Le pianiste vaudois s'est entouré d'amis musiciens, pour la plupart installés à Berlin, où il réside depuis onze ans, afin de donner un aperçu de cette ultime chevauchée avant le départ auquel le compositeur s'était tant bien que mal préparé. Schubert se savait atteint de syphilis, et cette plongée dans l'au-delà se devine dans des œuvres comme la Fantaisie en fa mineur pour piano à quatre mains, avec laquelle Cédric Pescia et son collègue allemand Severin von Eckardstein ont entamé le concert.

Œuvre sombre, jalonnée de sursauts de révolte. On sent les deux pianistes un peu tendus. Les sonneries de deux téléphones portables (on les piétinerait!) rendent le périple d'autant plus périlleux. Von Eckardstein dans le grave de l'instrument (piano ample et présent, presque trop) et Pescia dans l'aigu (piano félin et feu follet) cherchent à marier leurs forts tempéraments. Les sons ne sont pas tout à fait fondus, il y a des décalages. Une certaine précipitation se fait entendre qui, si elle contribue au climat fougueux de l'œuvre, en réduit le mystère. Les passages emportés sont les plus beaux - une course à l'abîme où les deux pianistes rivalisent d'ardeur.

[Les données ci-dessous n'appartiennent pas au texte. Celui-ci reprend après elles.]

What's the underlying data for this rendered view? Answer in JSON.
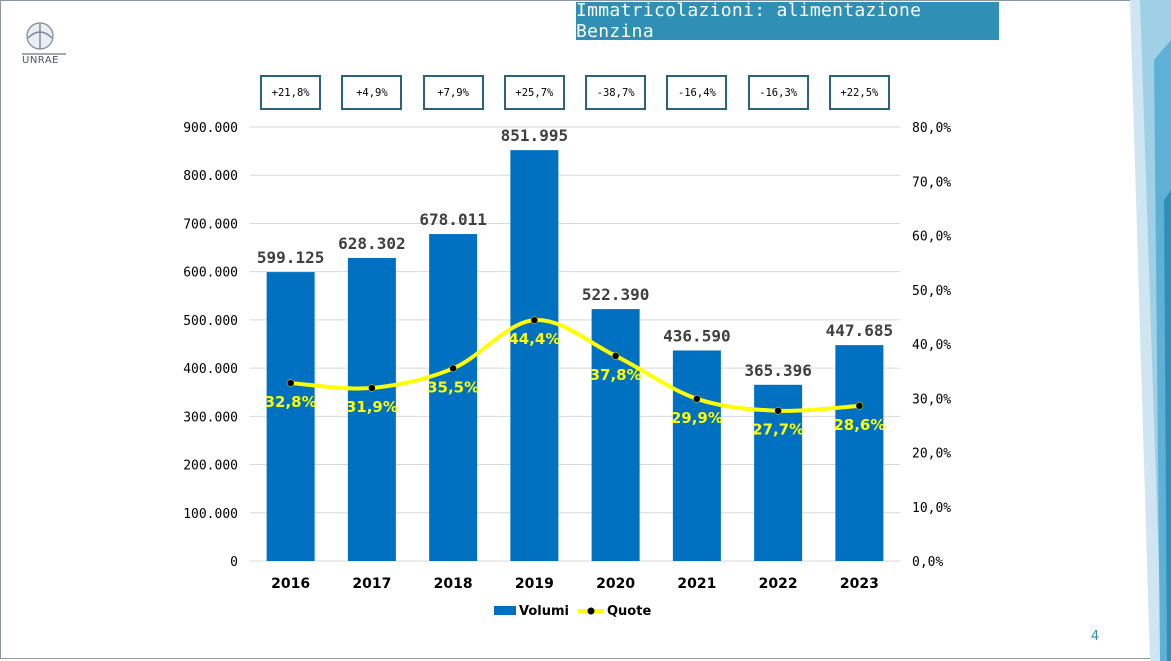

Puis vient la grande Fantaisie en ut majeur pour violon et piano. Cédric Pescia s'y montre plus posé: trémolos et trilles fantomatiques, cascades d'arpèges et de traits miroitants. Le violon de Nurit Stark, sa compagne, manque un peu de chair et de rayonnement. Progressivement, elle prend de l'assurance, s'abandonne à un lyrisme à fleur de peau dans le sublime mouvement lent à variations.

En deuxième partie, Severin von Eckardstein aborde seul la Sonate en la majeur D. 959. Il s'appuie sur les basses (quelle main gauche!) pour bâtir un discours solidement charpenté. Occasionnellement, on aimerait un peu plus d'abandon. Tout est suprêmement pensé, maîtrisé - un peu trop. Cette lecture de haute tenue culmine dans un «Rondo» joué d'un geste généreux, à cœur ouvert.